Age-associated B-cells are expanded in early arthritis linked to atherosclerosis and immune circuits - a potential role as a biomarker for risk stratification

Objective

immune dysregulation may play a role in cardiovascular (CV) risk excess in rheumatoid arthritis (RA). However, exact mediators are unknown. Age-associated B cells (ABCs) have emerged as multi-faceted pro-inflammatory mediators, also in the atherosclerosis microenvironment, but their role in autoimmunity is ill-defined. Our aim was to evaluate ABCs levels in the earliest stages of inflammatory arthritis and their potential role as biomarkers of atherosclerosis.

Methods

ABCs were quantified by flow cytometry in 58 early RA patients, 11 individuals with clinical-suspect arthralgia (CSA) and 33 healthy controls (HC). Atherosclerosis occurrence was measured by Doppler-ultrasound. Cytokines were measured by multiplex immunoassays. Cardiometabolic-related proteins were evaluated using high-throughput targeted proteomics.

Results

Circulating ABCs were increased in RA patients compared with HC within the CD19+ and PBMCs pools (p=0.013 and p<0.001, respectively). Numerically higher ABCs levels were found in CSA. ABCs frequency was unrelated to disease features and traditional CV risk factors but negatively associated with good therapeutic outcomes upon csDMARD at 6 and 12 months. ABCs frequency was positively correlated with proinflammatory cytokines (IFNg, TNF, IL-6 and IL-21) and proteomic signatures related to B- and T-cell responses as well as cellular pathways linked to atherosclerosis.

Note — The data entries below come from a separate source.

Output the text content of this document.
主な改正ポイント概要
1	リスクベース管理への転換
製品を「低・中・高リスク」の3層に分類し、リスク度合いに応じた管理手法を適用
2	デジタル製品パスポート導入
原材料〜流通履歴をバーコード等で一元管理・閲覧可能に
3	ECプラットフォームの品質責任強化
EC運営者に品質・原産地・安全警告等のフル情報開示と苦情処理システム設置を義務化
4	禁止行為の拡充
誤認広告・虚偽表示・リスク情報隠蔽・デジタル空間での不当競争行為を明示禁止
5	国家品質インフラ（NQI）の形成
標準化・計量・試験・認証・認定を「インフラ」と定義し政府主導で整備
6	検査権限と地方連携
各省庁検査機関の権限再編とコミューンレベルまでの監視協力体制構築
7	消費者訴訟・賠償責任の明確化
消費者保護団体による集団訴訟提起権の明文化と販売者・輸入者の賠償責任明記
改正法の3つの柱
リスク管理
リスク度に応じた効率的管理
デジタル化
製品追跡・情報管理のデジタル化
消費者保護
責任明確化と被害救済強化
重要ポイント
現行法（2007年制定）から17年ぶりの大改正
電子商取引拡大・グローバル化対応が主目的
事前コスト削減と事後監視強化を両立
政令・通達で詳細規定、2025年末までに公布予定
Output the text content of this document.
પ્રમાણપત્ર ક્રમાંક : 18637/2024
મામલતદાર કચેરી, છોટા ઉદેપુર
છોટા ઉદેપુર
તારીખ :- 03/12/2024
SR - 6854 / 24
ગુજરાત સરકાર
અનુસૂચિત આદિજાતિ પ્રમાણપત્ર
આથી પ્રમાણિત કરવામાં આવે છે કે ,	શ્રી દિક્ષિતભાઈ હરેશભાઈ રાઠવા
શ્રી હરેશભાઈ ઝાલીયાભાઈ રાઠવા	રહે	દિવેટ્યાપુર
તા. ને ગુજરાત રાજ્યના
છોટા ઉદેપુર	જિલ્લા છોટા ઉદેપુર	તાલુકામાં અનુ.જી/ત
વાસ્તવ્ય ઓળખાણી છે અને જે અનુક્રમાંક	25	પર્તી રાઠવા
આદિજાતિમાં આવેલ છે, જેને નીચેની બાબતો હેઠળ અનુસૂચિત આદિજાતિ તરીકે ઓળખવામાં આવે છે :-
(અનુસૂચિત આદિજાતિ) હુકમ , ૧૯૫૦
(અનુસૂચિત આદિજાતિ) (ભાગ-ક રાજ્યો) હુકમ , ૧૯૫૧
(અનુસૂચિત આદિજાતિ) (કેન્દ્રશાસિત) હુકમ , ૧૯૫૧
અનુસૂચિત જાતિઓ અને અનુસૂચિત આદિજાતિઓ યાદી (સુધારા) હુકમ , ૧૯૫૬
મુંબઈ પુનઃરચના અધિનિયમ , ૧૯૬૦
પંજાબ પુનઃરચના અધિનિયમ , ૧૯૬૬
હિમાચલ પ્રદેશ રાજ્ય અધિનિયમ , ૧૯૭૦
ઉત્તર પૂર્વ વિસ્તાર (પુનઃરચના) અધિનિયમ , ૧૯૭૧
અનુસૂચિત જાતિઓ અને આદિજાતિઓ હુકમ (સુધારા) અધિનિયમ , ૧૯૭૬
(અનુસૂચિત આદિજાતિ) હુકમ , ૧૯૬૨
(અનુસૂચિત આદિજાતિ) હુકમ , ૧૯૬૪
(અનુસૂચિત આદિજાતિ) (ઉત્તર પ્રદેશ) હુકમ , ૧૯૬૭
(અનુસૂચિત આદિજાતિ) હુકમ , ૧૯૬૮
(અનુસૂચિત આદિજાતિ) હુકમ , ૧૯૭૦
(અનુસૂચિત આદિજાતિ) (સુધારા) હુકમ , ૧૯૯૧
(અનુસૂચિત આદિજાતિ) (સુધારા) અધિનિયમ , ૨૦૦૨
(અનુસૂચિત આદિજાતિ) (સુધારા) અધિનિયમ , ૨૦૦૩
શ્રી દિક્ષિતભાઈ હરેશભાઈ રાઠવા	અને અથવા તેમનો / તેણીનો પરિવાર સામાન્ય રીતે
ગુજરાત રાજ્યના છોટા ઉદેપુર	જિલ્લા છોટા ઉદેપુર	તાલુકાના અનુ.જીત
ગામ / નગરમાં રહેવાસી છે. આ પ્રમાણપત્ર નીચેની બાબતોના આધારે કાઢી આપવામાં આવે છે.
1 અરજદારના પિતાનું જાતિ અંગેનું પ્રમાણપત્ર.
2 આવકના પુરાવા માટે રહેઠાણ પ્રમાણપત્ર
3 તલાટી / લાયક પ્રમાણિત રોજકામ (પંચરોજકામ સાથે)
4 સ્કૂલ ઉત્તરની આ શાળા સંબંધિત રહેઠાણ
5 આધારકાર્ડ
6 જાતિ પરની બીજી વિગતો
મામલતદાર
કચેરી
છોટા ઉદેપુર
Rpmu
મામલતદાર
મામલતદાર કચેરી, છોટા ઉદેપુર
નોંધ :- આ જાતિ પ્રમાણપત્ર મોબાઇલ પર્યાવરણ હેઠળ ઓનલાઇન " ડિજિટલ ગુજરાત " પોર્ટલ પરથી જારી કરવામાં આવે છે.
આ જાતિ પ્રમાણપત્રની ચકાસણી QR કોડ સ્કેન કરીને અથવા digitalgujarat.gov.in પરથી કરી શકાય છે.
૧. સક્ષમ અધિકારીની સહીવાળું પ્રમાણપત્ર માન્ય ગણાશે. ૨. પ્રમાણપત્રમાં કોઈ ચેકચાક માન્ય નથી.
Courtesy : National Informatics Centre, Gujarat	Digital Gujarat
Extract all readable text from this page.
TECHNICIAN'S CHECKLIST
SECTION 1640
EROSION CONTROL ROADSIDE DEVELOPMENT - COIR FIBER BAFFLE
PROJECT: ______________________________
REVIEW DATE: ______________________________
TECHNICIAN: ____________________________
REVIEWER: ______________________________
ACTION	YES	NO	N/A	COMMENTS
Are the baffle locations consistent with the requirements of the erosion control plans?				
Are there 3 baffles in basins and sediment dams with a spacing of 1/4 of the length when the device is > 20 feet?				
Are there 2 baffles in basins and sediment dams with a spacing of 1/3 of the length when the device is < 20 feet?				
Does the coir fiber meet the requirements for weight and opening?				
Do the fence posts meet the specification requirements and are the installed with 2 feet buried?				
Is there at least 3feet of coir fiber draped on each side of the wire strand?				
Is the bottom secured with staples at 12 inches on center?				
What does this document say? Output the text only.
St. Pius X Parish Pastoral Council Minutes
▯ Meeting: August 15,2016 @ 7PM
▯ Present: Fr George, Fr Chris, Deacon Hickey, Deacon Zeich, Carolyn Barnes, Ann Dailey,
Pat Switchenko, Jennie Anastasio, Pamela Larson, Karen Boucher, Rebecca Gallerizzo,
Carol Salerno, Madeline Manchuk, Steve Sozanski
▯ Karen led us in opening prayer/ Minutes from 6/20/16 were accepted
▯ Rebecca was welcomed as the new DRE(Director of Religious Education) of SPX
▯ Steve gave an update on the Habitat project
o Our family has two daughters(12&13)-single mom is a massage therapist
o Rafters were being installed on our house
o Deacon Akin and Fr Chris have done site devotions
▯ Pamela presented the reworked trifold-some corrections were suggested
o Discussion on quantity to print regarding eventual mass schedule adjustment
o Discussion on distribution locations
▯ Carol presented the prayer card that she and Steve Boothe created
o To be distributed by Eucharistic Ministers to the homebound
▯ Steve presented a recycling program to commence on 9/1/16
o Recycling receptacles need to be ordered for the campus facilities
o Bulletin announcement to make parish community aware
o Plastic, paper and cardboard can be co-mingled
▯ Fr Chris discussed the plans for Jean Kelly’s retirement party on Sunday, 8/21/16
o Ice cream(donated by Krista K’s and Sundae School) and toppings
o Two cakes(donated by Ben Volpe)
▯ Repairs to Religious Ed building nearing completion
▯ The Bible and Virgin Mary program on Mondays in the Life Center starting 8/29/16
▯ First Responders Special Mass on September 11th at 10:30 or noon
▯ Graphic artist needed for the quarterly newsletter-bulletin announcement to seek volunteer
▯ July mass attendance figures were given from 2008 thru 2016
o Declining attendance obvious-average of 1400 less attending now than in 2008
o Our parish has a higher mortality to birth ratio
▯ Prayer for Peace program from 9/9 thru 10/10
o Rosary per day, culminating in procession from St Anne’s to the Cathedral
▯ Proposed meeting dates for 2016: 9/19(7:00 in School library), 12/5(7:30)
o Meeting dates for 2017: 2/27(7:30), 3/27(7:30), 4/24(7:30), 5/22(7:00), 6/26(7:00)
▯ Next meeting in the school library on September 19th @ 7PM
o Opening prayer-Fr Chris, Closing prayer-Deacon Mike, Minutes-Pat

ABCs were independently associated with atherosclerosis occurrence and extent in RA patients. Furthermore, adding ABCs levels significantly improved risk stratification over conventional instruments.

Conclusions

ABCs expansion is an early event along arthritis course, linked to therapeutic outcomes, inflammatory milieu and atherosclerosis burden. ABCs may be a missing link between humoral responses and atherosclerosis in autoimmunity.